The number of residential property transactions in the UK in March dipped by 39% compared to the same month last year, new HMRC figures have shown.
HMRC’s provisional non-seasonally adjusted estimate was 101,070 in March, which did represent a 16% month-on-month increase from February, however.
The monthly estimates for property transactions by HMRC are based on its own records as well as those of Revenue Scotland and the Welsh Revenue Authority, for Stamp Duty Land Tax (SDLT), Land and Buildings Transaction Tax (LBTT) and Land Transaction Tax (LTT) in each of the three nations, respectively.
For non-residential transactions, HMRC’s estimate for March was 12,220, a total marginally lower than the same month last year, by less than 1%, but 38% higher in comparison to February.
Director of specialist lender, MT Finance, Tomer Aboody, commented: “With transactional figures significantly lower than 12 months ago when buyers raced to take advantage of the stamp duty holiday, and the Government not only reluctant to help but having a negative impact on the market, we could see the situation worsen.
“Although the property market has always been the platform for a strong economy, even if demand is strong, there is only so much negativity that buyers and sellers can take before sentiment switches.
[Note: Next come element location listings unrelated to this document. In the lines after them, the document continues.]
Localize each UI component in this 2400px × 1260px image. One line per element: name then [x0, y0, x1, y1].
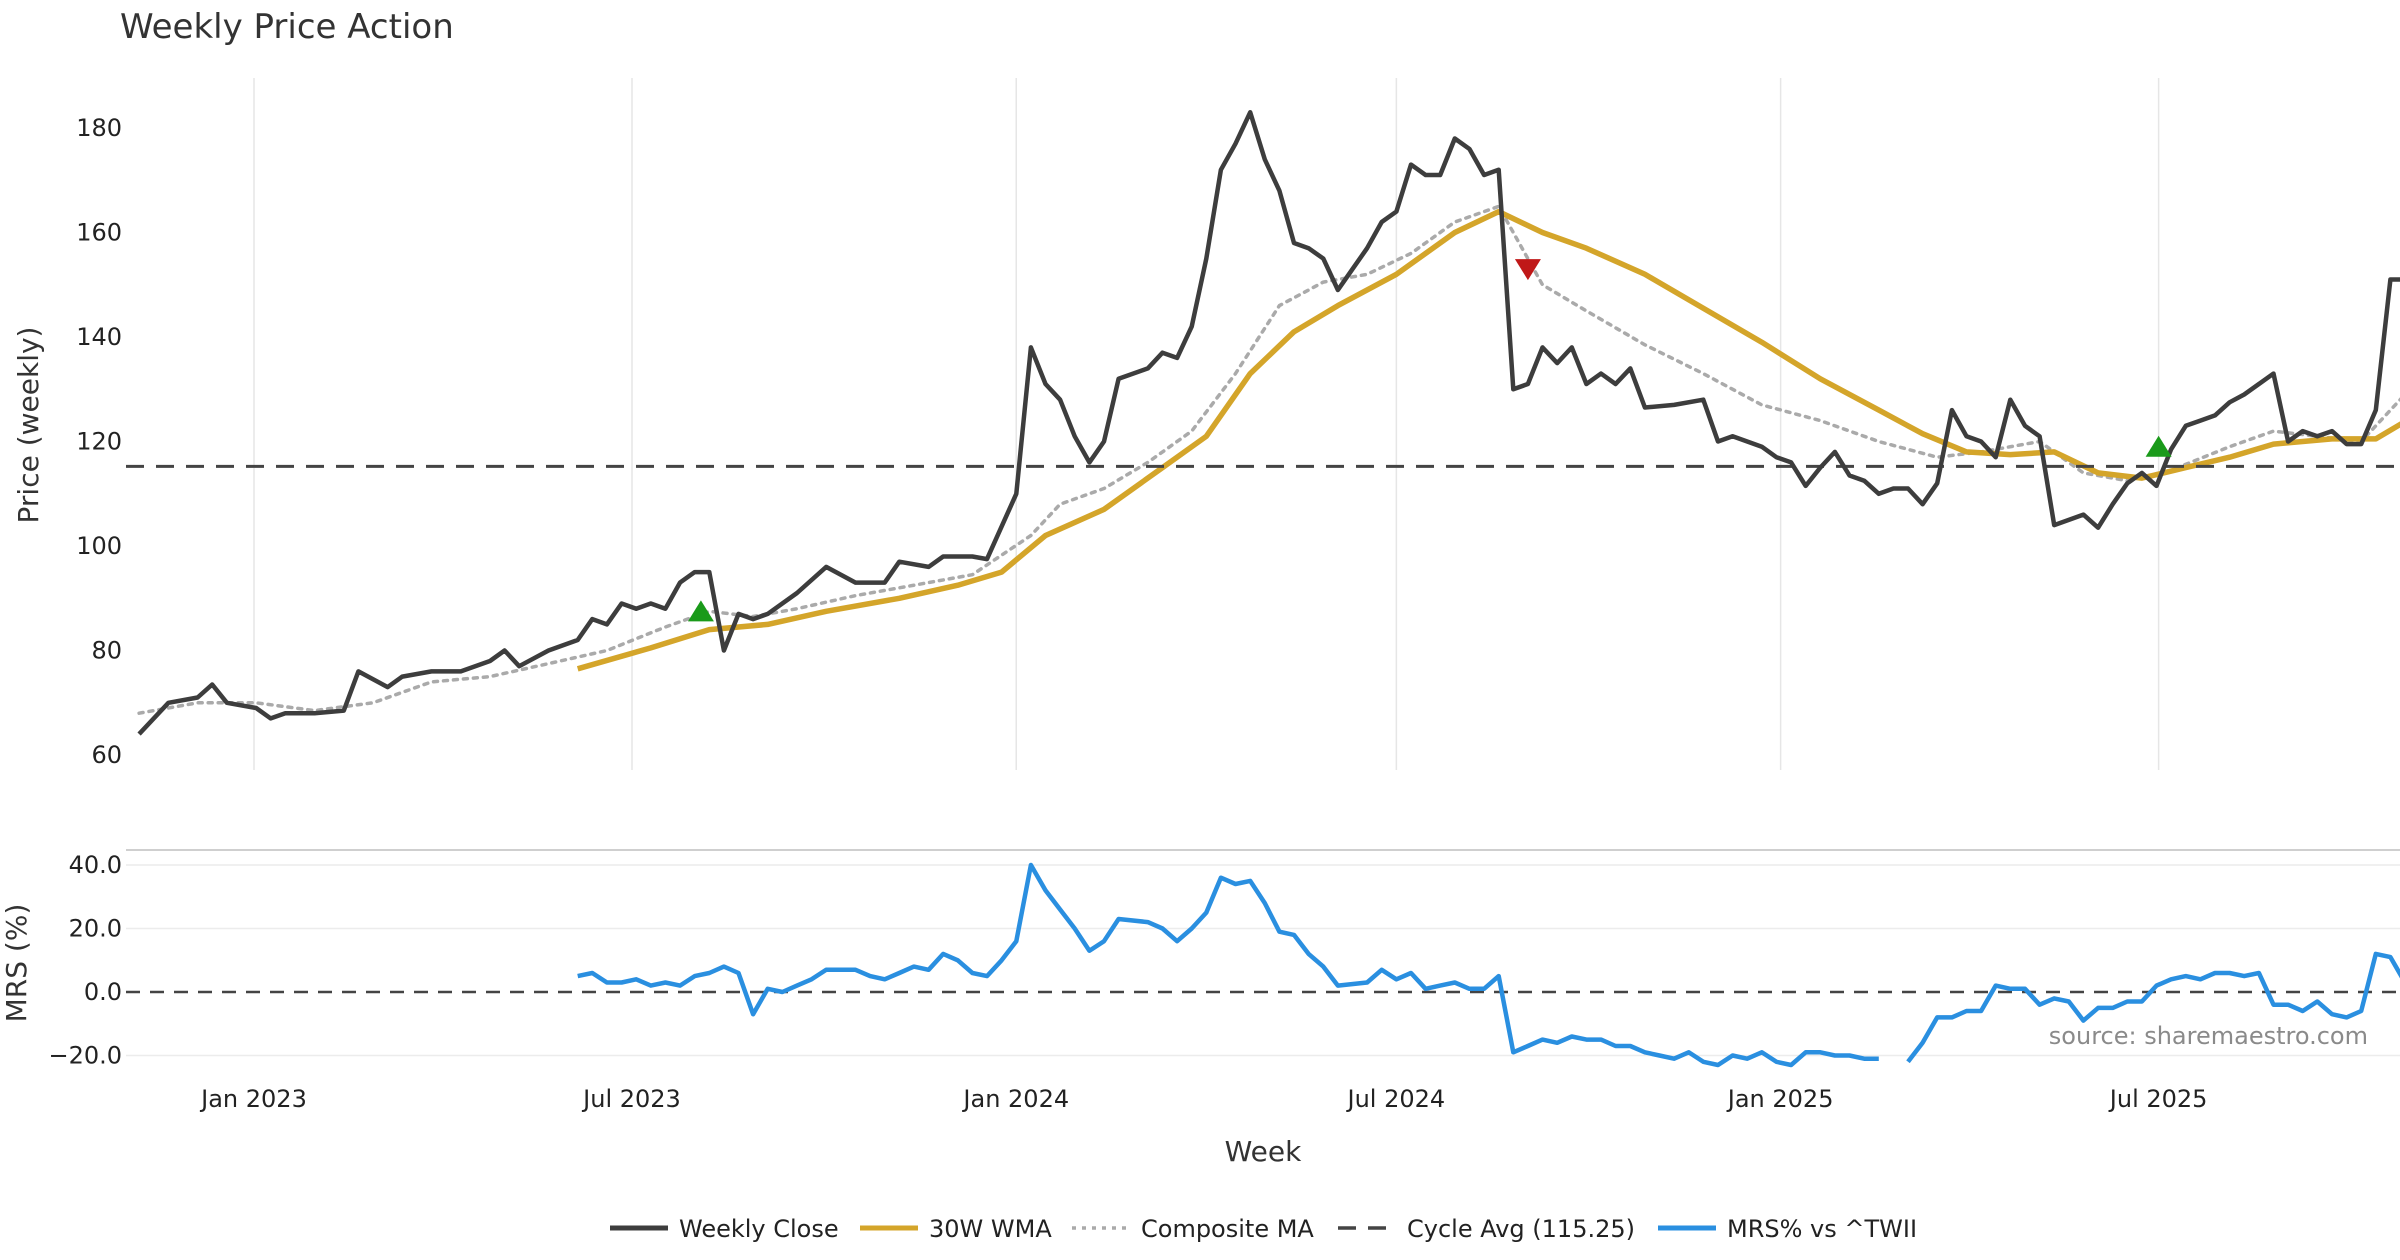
price-y-tick-140: 140 — [76, 323, 122, 351]
price-panel-series — [126, 110, 2400, 736]
weekly-close-line — [137, 110, 2400, 736]
composite-ma-line — [137, 204, 2400, 715]
x-axis-label: Week — [1225, 1135, 1302, 1168]
legend-label: Weekly Close — [679, 1215, 839, 1243]
x-tick-label: Jul 2025 — [2108, 1085, 2208, 1113]
price-y-ticks: 60 80 100 120 140 160 180 — [76, 114, 122, 769]
source-note: source: sharemaestro.com — [2049, 1022, 2368, 1050]
sell-signal-marker — [1514, 259, 1541, 281]
mrs-panel-series — [126, 862, 2400, 1068]
mrs-y-ticks: 40.0 20.0 0.0 −20.0 — [48, 851, 122, 1070]
date-x-ticks: Jan 2023 Jul 2023 Jan 2024 Jul 2024 Jan 2025… — [199, 1085, 2207, 1113]
buy-signal-marker — [2145, 435, 2172, 457]
mrs-y-tick: −20.0 — [48, 1042, 122, 1070]
price-y-tick-180: 180 — [76, 114, 122, 142]
30w-wma-line — [576, 208, 2400, 672]
price-panel-grid — [253, 78, 2160, 770]
mrs-y-axis-label: MRS (%) — [0, 904, 33, 1023]
legend-label: Cycle Avg (115.25) — [1407, 1215, 1635, 1243]
price-y-tick-60: 60 — [91, 741, 122, 769]
buy-signal-marker — [687, 600, 714, 622]
price-y-tick-100: 100 — [76, 532, 122, 560]
legend-label: Composite MA — [1141, 1215, 1314, 1243]
mrs-line — [577, 862, 1879, 1068]
mrs-y-tick: 20.0 — [69, 915, 122, 943]
mrs-y-tick: 40.0 — [69, 851, 122, 879]
x-tick-label: Jan 2023 — [199, 1085, 307, 1113]
price-y-tick-80: 80 — [91, 637, 122, 665]
x-tick-label: Jan 2024 — [961, 1085, 1069, 1113]
x-tick-label: Jul 2023 — [581, 1085, 681, 1113]
mrs-panel-grid — [126, 849, 2400, 1057]
chart-legend: Weekly Close 30W WMA Composite MA Cycle Avg… — [610, 1215, 1917, 1243]
chart-title: Weekly Price Action — [120, 7, 454, 47]
price-y-axis-label: Price (weekly) — [12, 327, 45, 524]
x-tick-label: Jul 2024 — [1346, 1085, 1446, 1113]
price-y-tick-120: 120 — [76, 428, 122, 456]
legend-label: 30W WMA — [929, 1215, 1052, 1243]
price-y-tick-160: 160 — [76, 219, 122, 247]
signal-markers — [687, 259, 2172, 622]
legend-label: MRS% vs ^TWII — [1727, 1215, 1917, 1243]
mrs-y-tick: 0.0 — [84, 978, 122, 1006]
mrs-line — [1906, 951, 2400, 1064]
x-tick-label: Jan 2025 — [1726, 1085, 1834, 1113]
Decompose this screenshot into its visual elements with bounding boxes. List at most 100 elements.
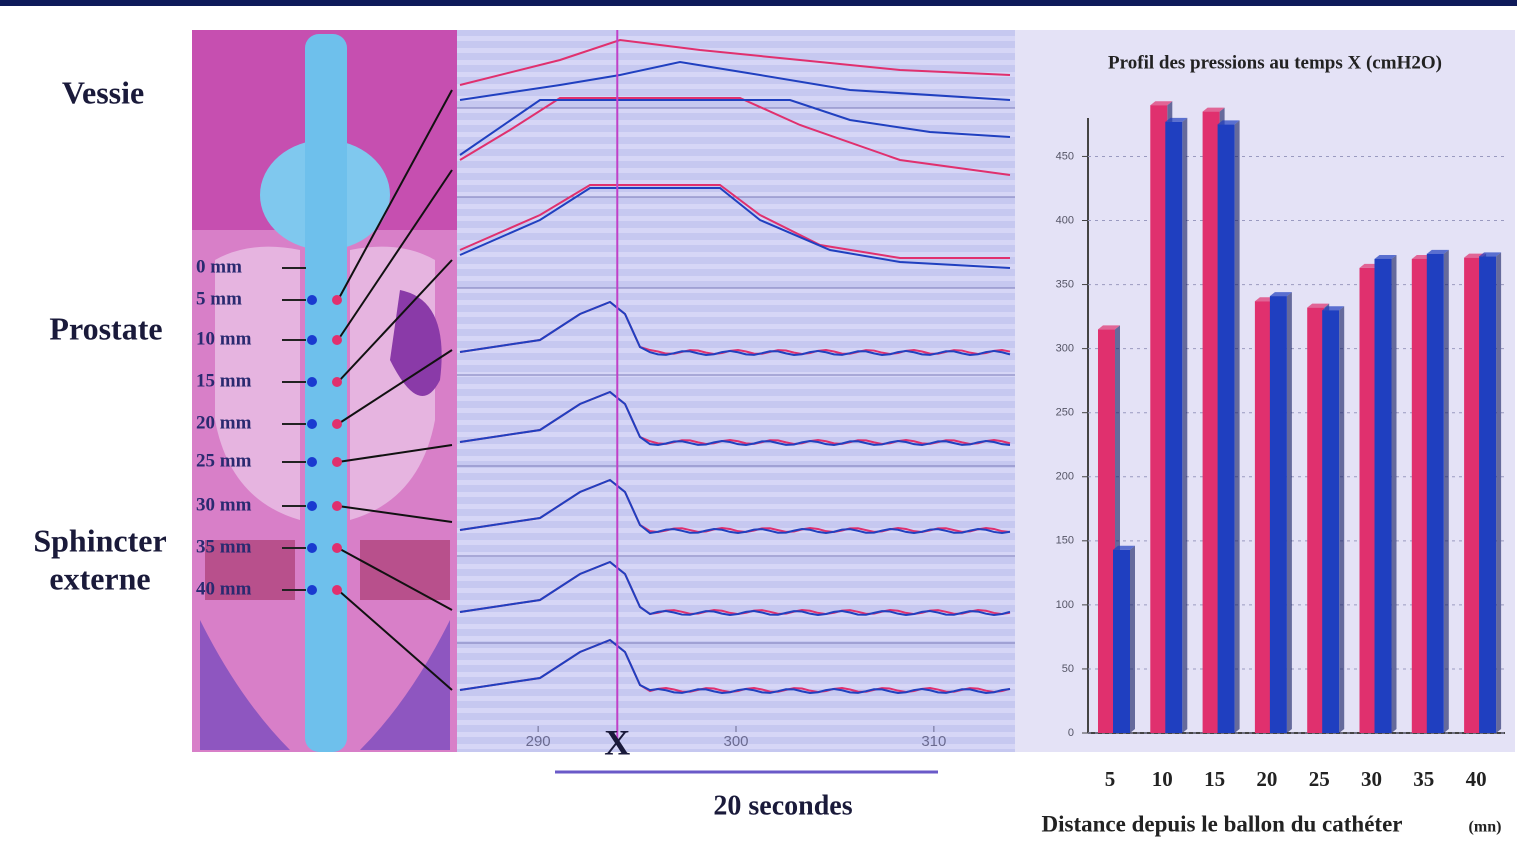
depth-label: 0 mm — [196, 256, 242, 277]
y-tick-label: 50 — [1062, 663, 1074, 675]
sensor-dot — [307, 295, 317, 305]
depth-label: 30 mm — [196, 494, 252, 515]
x-tick-label: 30 — [1361, 767, 1382, 791]
trace — [459, 638, 1011, 694]
prostate-left — [215, 246, 300, 520]
connector — [337, 547, 453, 611]
depth-label: 35 mm — [196, 536, 252, 557]
bar-top — [1113, 545, 1135, 550]
trace — [459, 300, 1011, 356]
x-tick-label: 5 — [1105, 767, 1116, 791]
bar — [1202, 111, 1220, 733]
y-tick-label: 200 — [1056, 471, 1074, 483]
y-tick-label: 250 — [1056, 407, 1074, 419]
bar — [1411, 258, 1429, 733]
x-tick-label: 10 — [1152, 767, 1173, 791]
anatomy-panel: 0 mm 5 mm 10 mm 15 mm 20 mm 25 mm 30 mm 35 mm 40… — [33, 30, 457, 752]
connector — [337, 89, 453, 301]
bar-side — [1234, 120, 1240, 733]
tissue-shade — [360, 620, 450, 750]
bar-top — [1269, 292, 1292, 297]
bar-side — [1286, 292, 1292, 733]
bar-side — [1443, 249, 1449, 733]
bar-top — [1098, 325, 1120, 330]
sphincter-right — [360, 540, 450, 600]
sensor-dot — [307, 543, 317, 553]
bar-side — [1182, 117, 1188, 733]
trace — [459, 478, 1011, 535]
bar-top — [1426, 249, 1449, 254]
x-tick-label: 20 — [1256, 767, 1277, 791]
traces-background — [457, 30, 1015, 752]
bar-side — [1339, 306, 1345, 733]
bar — [1113, 549, 1130, 733]
bar-top — [1165, 117, 1188, 122]
y-tick-label: 350 — [1056, 278, 1074, 290]
scale-label: 20 secondes — [713, 790, 852, 821]
sensor-dot — [307, 335, 317, 345]
bar — [1269, 296, 1287, 733]
trace-curves — [459, 38, 1011, 269]
connector — [337, 169, 453, 341]
traces-panel: 290 300 310 — [457, 30, 1015, 752]
trace — [459, 60, 1011, 101]
y-tick-label: 400 — [1056, 214, 1074, 226]
bar — [1150, 105, 1168, 733]
sensor-dot — [332, 335, 342, 345]
depth-label: 20 mm — [196, 412, 252, 433]
sensor-dot — [332, 377, 342, 387]
connector — [337, 505, 453, 523]
y-tick-label: 150 — [1056, 535, 1074, 547]
sensor-dot — [332, 501, 342, 511]
x-tick-label: 15 — [1204, 767, 1225, 791]
sensor-dot — [332, 585, 342, 595]
depth-label: 5 mm — [196, 288, 242, 309]
x-tick-label: 300 — [723, 733, 748, 750]
sensor-dot — [307, 377, 317, 387]
bar-top — [1322, 306, 1345, 311]
bar — [1322, 310, 1340, 733]
bar-top — [1374, 254, 1397, 259]
bar-side — [1391, 254, 1397, 733]
trace — [459, 99, 1011, 156]
bar-top — [1217, 120, 1240, 125]
x-axis-unit: (mn) — [1469, 819, 1502, 836]
label-externe: externe — [49, 560, 150, 596]
y-tick-label: 450 — [1056, 150, 1074, 162]
bar — [1374, 258, 1392, 733]
bar — [1217, 124, 1235, 733]
trace — [459, 560, 1011, 617]
row-lines — [457, 107, 1015, 644]
x-tick-label: 40 — [1466, 767, 1487, 791]
x-tick-label: 290 — [526, 733, 551, 750]
bar — [1254, 301, 1272, 733]
time-marker-label: X — [604, 722, 630, 762]
y-tick-label: 300 — [1056, 343, 1074, 355]
bar-side — [1130, 545, 1135, 733]
sensor-dot — [307, 501, 317, 511]
connector — [337, 444, 453, 463]
trace — [459, 184, 1010, 259]
connector — [337, 589, 453, 691]
bar — [1359, 267, 1377, 733]
trace — [459, 187, 1011, 269]
bar — [1479, 256, 1497, 733]
connector — [337, 349, 453, 425]
sensor-dot — [332, 419, 342, 429]
bar — [1464, 257, 1482, 733]
label-vessie: Vessie — [62, 74, 144, 110]
trace — [459, 638, 1011, 694]
connector — [337, 259, 453, 383]
trace-curves — [459, 300, 1011, 694]
sensor-dot — [307, 419, 317, 429]
depth-markers: 0 mm 5 mm 10 mm 15 mm 20 mm 25 mm 30 mm 35 mm 40… — [196, 256, 342, 599]
trace — [459, 390, 1011, 446]
sensor-dot — [332, 457, 342, 467]
sensor-dot — [307, 457, 317, 467]
trace — [459, 38, 1011, 86]
bar-top — [1202, 107, 1225, 112]
x-tick-label: 35 — [1413, 767, 1434, 791]
x-axis-label: Distance depuis le ballon du cathéter — [1042, 811, 1403, 836]
bar-top — [1150, 101, 1173, 106]
trace — [459, 560, 1011, 616]
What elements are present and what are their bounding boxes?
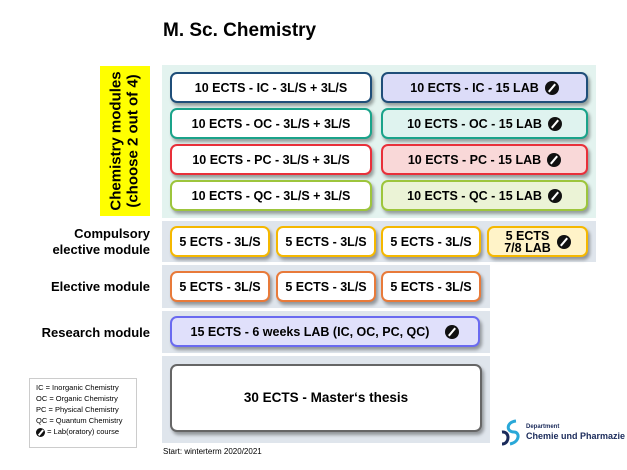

“Buyers have been resilient in tough conditions, but one wonders for how much longer this will be the case.”
President of OnTheMarket, added: “In the past week, some of the biggest lenders have reduced their mortgage rates, helping ease borrower affordability.
“Increased stock, as sellers try to take advantage of the spring market, means buyers have more choice than has been the case for a while. This is putting them in a stronger negotiating position and they remain price sensitive.”